When Dick Cheney, a Wyoming congressman who had never served in the military and who had failed during his political career to gain much respect from those who wore the uniform he had worked so hard to avoid putting on during the Vietnam War, was selected in 1989 by former President George Herbert Walker Bush to serve as Secretary of Defense, he had a credibility problem. Lacking in the experience and the connections required to effectively take charge of the Pentagon in turbulent times, he turned to a House colleague, Pennsylvania Democrat John Murtha, a decorated combat veteran whose hawkish stances on military matters had made him a favorite of the armed services. "I'm going to need a lot of help," Cheney told Murtha. "I don't know a blankety-blank thing about defense."
Murtha, a retired Marine colonel who earned a chest full of medals during the Vietnam fight and who has often broken with fellow Democrats to back U.S. military interventions abroad — most notably in Latin America, where Murtha often supported former President Ronald Reagan's controversial policies regarding El Salvador and Nicaragua in the 1980s — gave that assistance.
During both the first and second Bush administrations he emerged as a key ally — often, the most important Democratic ally — of the Republican presidents. Cheney frequently acknowledged their long working relationship, describing Murtha in public statements as a Democrat he could "work with."

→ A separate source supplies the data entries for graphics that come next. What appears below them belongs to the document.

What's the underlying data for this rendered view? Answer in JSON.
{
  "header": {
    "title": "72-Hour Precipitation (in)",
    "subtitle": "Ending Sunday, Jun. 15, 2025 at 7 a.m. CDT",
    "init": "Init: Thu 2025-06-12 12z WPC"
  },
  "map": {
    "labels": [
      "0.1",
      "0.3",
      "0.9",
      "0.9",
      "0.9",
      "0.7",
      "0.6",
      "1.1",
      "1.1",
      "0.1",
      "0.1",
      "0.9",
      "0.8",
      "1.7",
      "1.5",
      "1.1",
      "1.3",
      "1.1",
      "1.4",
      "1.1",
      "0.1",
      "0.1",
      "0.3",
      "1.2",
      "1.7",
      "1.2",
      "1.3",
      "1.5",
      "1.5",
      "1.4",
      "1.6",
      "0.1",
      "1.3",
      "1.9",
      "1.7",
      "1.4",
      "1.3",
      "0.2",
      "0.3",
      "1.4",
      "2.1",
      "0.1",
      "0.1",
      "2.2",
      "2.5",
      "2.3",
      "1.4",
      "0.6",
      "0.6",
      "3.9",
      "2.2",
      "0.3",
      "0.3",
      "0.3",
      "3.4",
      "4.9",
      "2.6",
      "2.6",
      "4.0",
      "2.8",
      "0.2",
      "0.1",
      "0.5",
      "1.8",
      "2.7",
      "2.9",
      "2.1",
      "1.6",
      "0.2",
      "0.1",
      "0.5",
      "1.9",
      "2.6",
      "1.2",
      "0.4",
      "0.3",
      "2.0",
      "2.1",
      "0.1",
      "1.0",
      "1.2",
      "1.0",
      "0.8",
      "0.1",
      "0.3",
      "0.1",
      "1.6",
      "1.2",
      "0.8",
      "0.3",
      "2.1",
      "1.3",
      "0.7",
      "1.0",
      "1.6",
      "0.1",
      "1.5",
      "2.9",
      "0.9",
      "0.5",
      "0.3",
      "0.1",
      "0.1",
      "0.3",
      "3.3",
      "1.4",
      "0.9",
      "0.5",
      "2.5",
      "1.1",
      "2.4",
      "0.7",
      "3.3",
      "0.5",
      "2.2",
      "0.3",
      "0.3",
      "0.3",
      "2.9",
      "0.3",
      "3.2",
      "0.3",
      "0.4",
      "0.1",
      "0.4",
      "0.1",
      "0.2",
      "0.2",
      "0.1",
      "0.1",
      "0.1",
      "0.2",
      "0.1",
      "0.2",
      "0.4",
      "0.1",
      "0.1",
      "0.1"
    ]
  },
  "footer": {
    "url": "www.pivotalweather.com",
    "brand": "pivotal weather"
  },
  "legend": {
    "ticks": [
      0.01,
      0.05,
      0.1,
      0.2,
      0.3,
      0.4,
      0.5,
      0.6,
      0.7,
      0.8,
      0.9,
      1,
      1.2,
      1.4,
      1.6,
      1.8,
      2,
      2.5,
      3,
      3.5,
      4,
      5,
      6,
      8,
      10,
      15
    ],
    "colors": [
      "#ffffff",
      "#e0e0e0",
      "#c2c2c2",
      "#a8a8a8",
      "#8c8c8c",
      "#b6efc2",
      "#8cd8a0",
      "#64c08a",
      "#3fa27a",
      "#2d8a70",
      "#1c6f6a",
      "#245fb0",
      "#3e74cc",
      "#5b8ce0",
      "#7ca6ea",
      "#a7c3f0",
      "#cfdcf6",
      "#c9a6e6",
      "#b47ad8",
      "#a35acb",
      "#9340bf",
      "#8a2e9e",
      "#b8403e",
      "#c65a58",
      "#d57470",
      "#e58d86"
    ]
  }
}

In the 2004 vice presidential debate, Cheney noted that, "One of my strongest allies in Congress when I was Secretary of Defense was Jack Murtha, a Democrat who is chairman of the Defense Appropriations Subcommittee." The vice president was particularly complimentary over the years of the Pennsylvania representatives decision to provide high-profile backing of the administration's 2002 request for authorization to use force against Iraq.
But the cross-party relationship has soured as Murtha, whose concern has always been first and foremost for the men and women who serve in the military, has reached the conclusion that the Iraq intervention has steered U.S. troops into a quagmire from which they must be extracted. Typically blunt, Murtha said this week: "The U.S. cannot accomplish anything further in Iraq militarily. It is time to bring (the troops) home."
Cheney's response to the man he begged to help him understand military affairs during the first Bush administration was to rip into Murtha and other Democrats who had tried to work with the administration. "Some of the most irresponsible comments have, of course, come from politicians who actually voted in favor of authorizing force against Saddam Hussein," the vice president growled in a speech to the conservative Frontiers of Freedom Institute. In another clear reference to Murtha, Cheney said, "The president and I cannot prevent certain politicians from losing their memory, or their backbone -- but we're not going to sit by and let them rewrite history."
Of course, it is not Murtha but Cheney who is rewriting history — or, at least, attempting to obscure it.
As Murtha noted, he's the one who put on a Marine uniform, took his shots in Vietnam and went on to a long career of working with and defending the military, while Cheney is the one who did everything in his power to avoid serving in southeast Asia and has never been seen as a friend of the men and women who actually fight the wars the vice president so shamelessly — and disingenuously — promotes. "I like guys who got five deferments and (have) never been there and send people to war, and then don't like to hear suggestions about what needs to be done," said Murtha, referencing the vice president's long record of draft avoidance in the 1960s.
The clearest evidence that Cheney still does not "get it" when it comes to defense policy is his decision to take on Jack Murtha. The draft dodger who not all that many years ago admitted that he "(didn't) know a blankety-blank thing about defense" will come to regret picking a fight with the Marine he called in to help him understand military matters.